“Sensation is the enemy of quantification. There is no machine, yet, to which a nervous system can submit to transform into a sufficiently descriptive measurement.” —Anne Boyer, "Data’s Work is Never Done," Guernica (March 13, 2015)
San Francisco-based artist Patricia L Boyd presented her new video work, commissioned by EMPAC. The project is grounded in Boyd’s research into what she calls “the protocol of production-as-exhaustion,” which acknowledges the debt (of time, vitality, and labor) that must be paid to capitalism by every living body, as well as the internal economics of self-preservation that a body must undertake to honor this debt. In light of such demands, Boyd’s work depicts an “unproductive” body within a structure of “wasted” time.

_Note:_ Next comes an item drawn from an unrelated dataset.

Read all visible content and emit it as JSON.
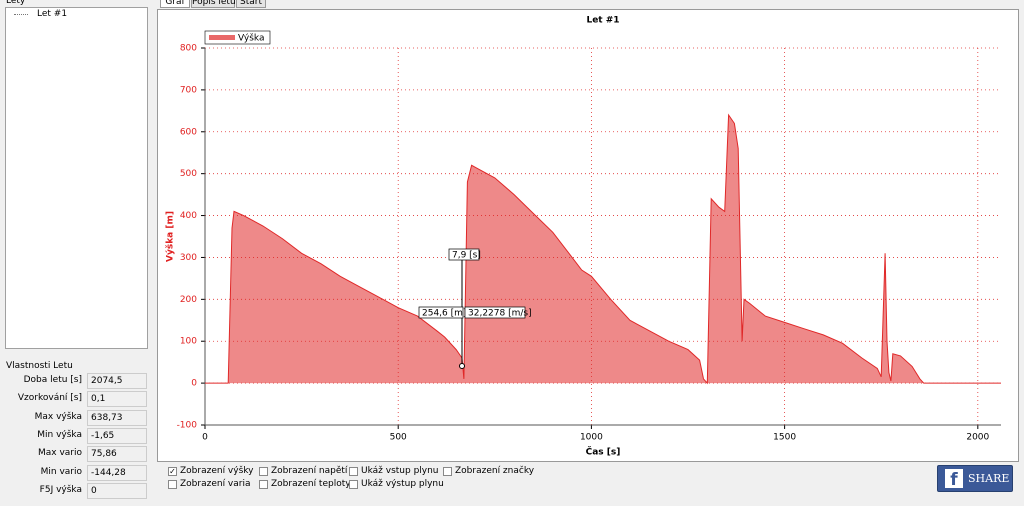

The shoot, which took place over five days in spring 2016, used a system of four moving cameras in the EMPAC Theater—two bird’s-eye views moving up and down on vertical axes, and two horizontal tracking shots—to surround and relentlessly document the space in which performer Nour Mobarak took up an extended and repetitive series of gestures. Within this matrix of cameras—running in constant motion according to pre-programmed commands—the system inevitably documented itself, each camera puncturing the frame of the others and capturing the static lighting rigs and technical equipment used on-set. Mobarak’s body, like all the objects represented, was passed by again and again and thereby could never become a fixed subject of the film since the system was not programmed to privilege her presence any more than the adjacent objects.
As a counterpoint to the screening, Boyd commissioned a new piece of writing from poet Anne Boyer, which was read in person at the event. The text formed part of Boyer’s ongoing On Care series, a “meditation on the politics of care in the age of precarity,” previous installments of which influenced Boyd in the making of her work.